The Congressional super committee has been less transparent than Casper the Friendly Ghost, according to several good government organizations staging Halloween rallies to call for more openness as the dozen-member group decides how to tighten the budget by at least $1.2 trillion.
They've basically chosen each other over the public, to circle the wagons, said John Wonderlich, Policy Director for the Sunlight Foundation, a good government group that has led the charge in organizing the rallies.
The Foundation has scheduled gatherings outside of several super committee members' district offices around the country, asking local residents to voice their concerns over what has been a clandestine process up until now.
Super Committee: Tight-Lipped Bunch
Wonderlich said initial hopes for an open process were high, as members of both parties promised to keep doors open as the committee's members we chosen. There was also talk of foregoing fundraising he added.
But in the time since, the super committee members have become a tight-lipped bunch, while various reports show a growth in lobbying and campaign donations from various special interests that could be affected by the super committee's proposal.
But the growth in up for grabs, government programs has also led to an influx of broader support for transparency beyond good government organizations. The possible loss of government funding makes for strange bedfellows, according to Wonderlich.
Since before the Budget Control Act passed, we've been calling for [the committee] to be more open, Wonderlich said. As soon as we started calling for that, other groups joined in.

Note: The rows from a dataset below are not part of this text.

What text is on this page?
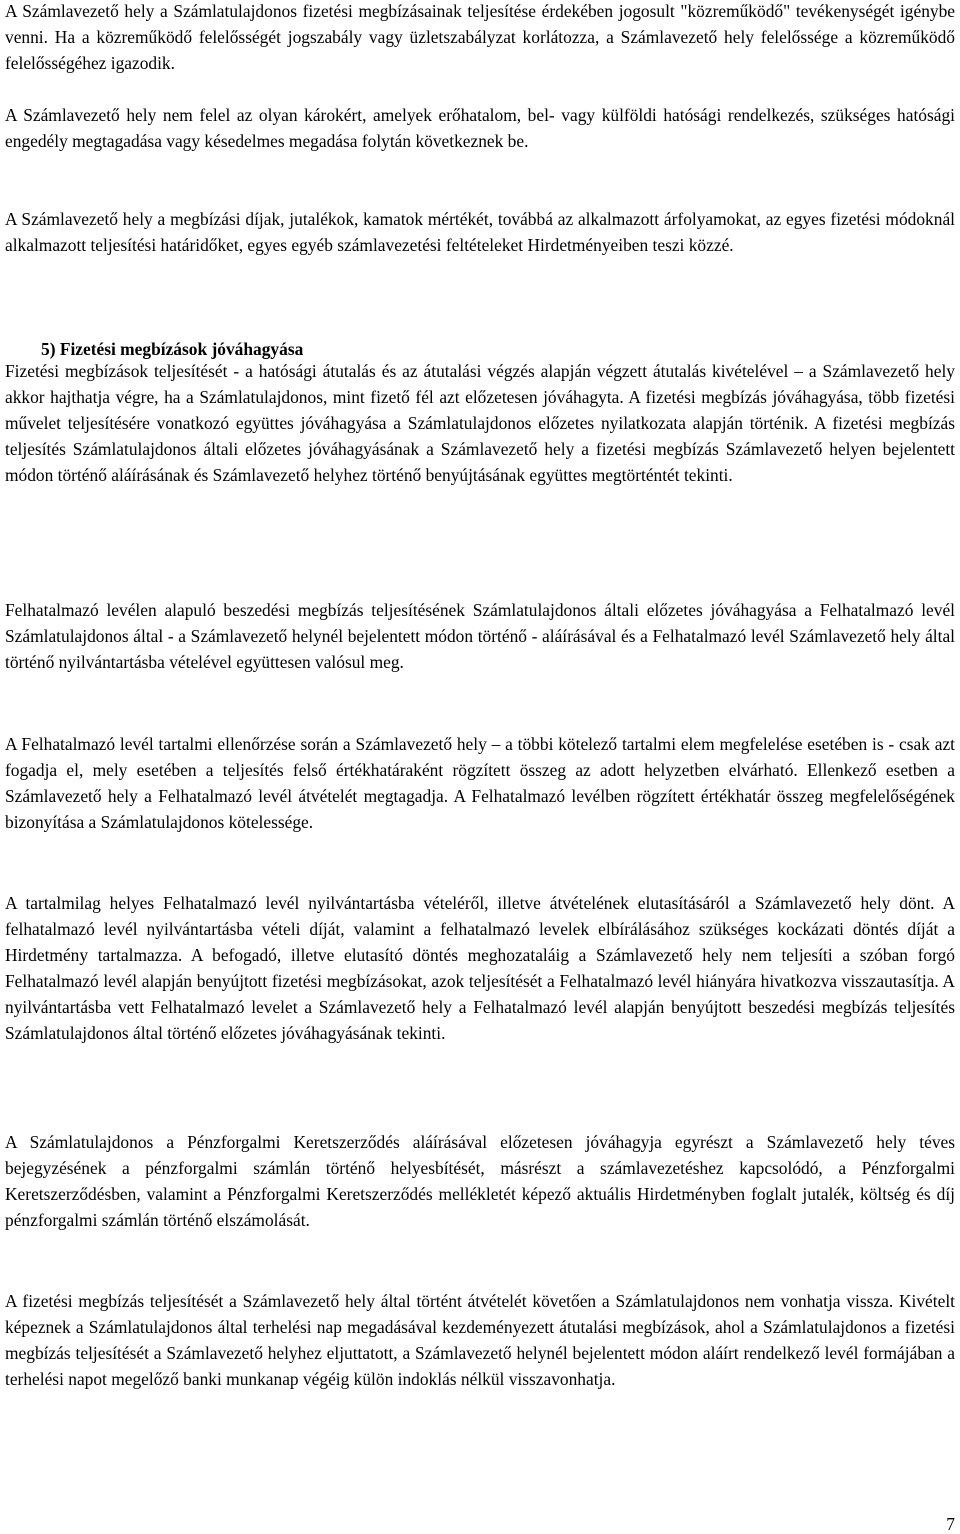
A Számlavezető hely a Számlatulajdonos fizetési megbízásainak teljesítése érdekében jogosult "közreműködő" tevékenységét igénybe venni. Ha a közreműködő felelősségét jogszabály vagy üzletszabályzat korlátozza, a Számlavezető hely felelőssége a közreműködő felelősségéhez igazodik.

A Számlavezető hely nem felel az olyan károkért, amelyek erőhatalom, bel- vagy külföldi hatósági rendelkezés, szükséges hatósági engedély megtagadása vagy késedelmes megadása folytán következnek be.

A Számlavezető hely a megbízási díjak, jutalékok, kamatok mértékét, továbbá az alkalmazott árfolyamokat, az egyes fizetési módoknál alkalmazott teljesítési határidőket, egyes egyéb számlavezetési feltételeket Hirdetményeiben teszi közzé.

5) Fizetési megbízások jóváhagyása

Fizetési megbízások teljesítését - a hatósági átutalás és az átutalási végzés alapján végzett átutalás kivételével – a Számlavezető hely akkor hajthatja végre, ha a Számlatulajdonos, mint fizető fél azt előzetesen jóváhagyta. A fizetési megbízás jóváhagyása, több fizetési művelet teljesítésére vonatkozó együttes jóváhagyása a Számlatulajdonos előzetes nyilatkozata alapján történik. A fizetési megbízás teljesítés Számlatulajdonos általi előzetes jóváhagyásának a Számlavezető hely a fizetési megbízás Számlavezető helyen bejelentett módon történő aláírásának és Számlavezető helyhez történő benyújtásának együttes megtörténtét tekinti.

Felhatalmazó levélen alapuló beszedési megbízás teljesítésének Számlatulajdonos általi előzetes jóváhagyása a Felhatalmazó levél Számlatulajdonos által - a Számlavezető helynél bejelentett módon történő - aláírásával és a Felhatalmazó levél Számlavezető hely által történő nyilvántartásba vételével együttesen valósul meg.

A Felhatalmazó levél tartalmi ellenőrzése során a Számlavezető hely – a többi kötelező tartalmi elem megfelelése esetében is - csak azt fogadja el, mely esetében a teljesítés felső értékhatáraként rögzített összeg az adott helyzetben elvárható. Ellenkező esetben a Számlavezető hely a Felhatalmazó levél átvételét megtagadja. A Felhatalmazó levélben rögzített értékhatár összeg megfelelőségének bizonyítása a Számlatulajdonos kötelessége.

A tartalmilag helyes Felhatalmazó levél nyilvántartásba vételéről, illetve átvételének elutasításáról a Számlavezető hely dönt. A felhatalmazó levél nyilvántartásba vételi díját, valamint a felhatalmazó levelek elbírálásához szükséges kockázati döntés díját a Hirdetmény tartalmazza. A befogadó, illetve elutasító döntés meghozataláig a Számlavezető hely nem teljesíti a szóban forgó Felhatalmazó levél alapján benyújtott fizetési megbízásokat, azok teljesítését a Felhatalmazó levél hiányára hivatkozva visszautasítja. A nyilvántartásba vett Felhatalmazó levelet a Számlavezető hely a Felhatalmazó levél alapján benyújtott beszedési megbízás teljesítés Számlatulajdonos által történő előzetes jóváhagyásának tekinti.

A Számlatulajdonos a Pénzforgalmi Keretszerződés aláírásával előzetesen jóváhagyja egyrészt a Számlavezető hely téves bejegyzésének a pénzforgalmi számlán történő helyesbítését, másrészt a számlavezetéshez kapcsolódó, a Pénzforgalmi Keretszerződésben, valamint a Pénzforgalmi Keretszerződés mellékletét képező aktuális Hirdetményben foglalt jutalék, költség és díj pénzforgalmi számlán történő elszámolását.

A fizetési megbízás teljesítését a Számlavezető hely által történt átvételét követően a Számlatulajdonos nem vonhatja vissza. Kivételt képeznek a Számlatulajdonos által terhelési nap megadásával kezdeményezett átutalási megbízások, ahol a Számlatulajdonos a fizetési megbízás teljesítését a Számlavezető helyhez eljuttatott, a Számlavezető helynél bejelentett módon aláírt rendelkező levél formájában a terhelési napot megelőző banki munkanap végéig külön indoklás nélkül visszavonhatja.

7
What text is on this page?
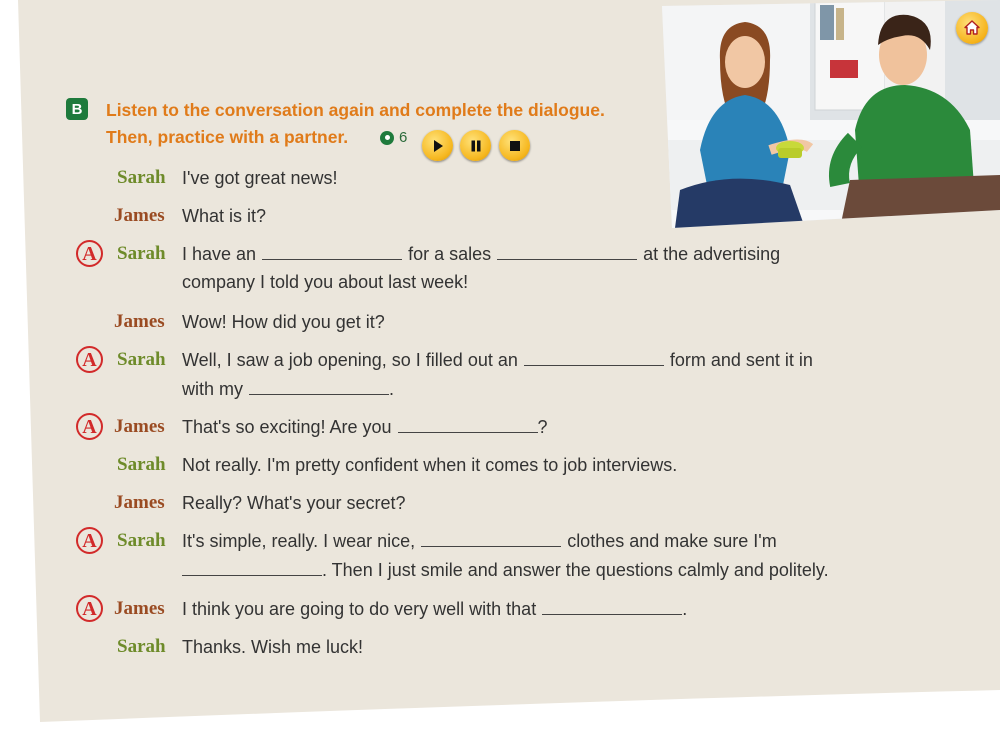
B	Listen to the conversation again and complete the dialogue.
Then, practice with a partner.	6
Sarah I've got great news!
James What is it?
A	Sarah I have an	for a sales	at the advertising
company I told you about last week!
James Wow! How did you get it?
A	Sarah Well, I saw a job opening, so I filled out an	form and sent it in
with my	.
A James That's so exciting! Are you	?
Sarah Not really. I'm pretty confident when it comes to job interviews.
James Really? What's your secret?
A	Sarah It's simple, really. I wear nice,	clothes and make sure I'm
. Then I just smile and answer the questions calmly and politely.
A James I think you are going to do very well with that	.
Sarah Thanks. Wish me luck!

Left- and right-of-center interests have banded together under the good government groups' initial call. Now farmers' groups and those possibly affected by Medicare and Social Security cuts -- groups that do not always shout in unison -- have joined in calling for more transparency.
An Upside to Secrecy
The super committee has been a tight drum since it began its work. It has held only three public hearings and at least eight private ones, as well as several in-party huddles to discuss substance.
The secrecy allows the members leeway to explore all options outside of political pressure, according to committee member U.S. Sen. Rob Portman, R-Ohio.
The reality is in order to make some of these tough, sensitive decisions, you've got to have the ability to have confidential, candid conversations, he said. The progress we've made has been because people are willing to try out ideas and say things privately that they would have a very difficult time doing publicly.
U.S. Sen. Max Baucus, D-Mont., promised only deliberations would be behind closed doors, but final decisions will be made in the open.
We're really going to keep all of this to ourselves. Once a proposal gets up to the public domain, interest groups will jump all over it -- it makes things difficult, he said.
Scant Leaks: What Do They Mean?
The committee's congressional members have been tight-lipped about their discussions -- last week being a lone exception that saw two leaks, one from each party, showcasing a $3 trillion dollar proposal brought forth by Democrats, and a $2.2 trillion counter offered by Republicans.
The leaks, according to Wonderlich, may indicate the politicization of the committee.
When they were leaking their plans last week, both sides were trying to claim the high ground, he said. It is the height of hypocrisy to say there needs to be secrecy so tough choices can be made then turn around and leak their efforts.
The Sunlight Foundation hopes the super committee will at least post its determinations 72 hours before it is brought before a vote to Congress, to allow a full airing of the proposal by the press and public. But Wonderlich lacks any high expectations.
Given the attitude they've had toward public disclosure, I wouldn't be surprised if they don't give us an early look for that long, he said.
The super committee's next public hearing is scheduled for Tuesday, as members of previous deficit committees will offer testimony.
The super committee was established as part of a deficit reduction deal, the Budget Control Act, in exchange for raising the nation's debt ceiling on Aug. 2. While the government was allowed to borrow up to $2.4 trillion more through 2013, the super committee was charged with reaching a bipartisan consensus on $1.2 trillion in deficit reduction over the next decade, in addition to the roughly $900 billion in deficit reduction Congressional Republicans and President Barack Obama agreed to as part of the August debt deal. Congress then has until Dec. 23 to pass the recommendations, otherwise trigger cuts, in the form of slashes to defense spending and Medicare benefits, would be automatically enacted.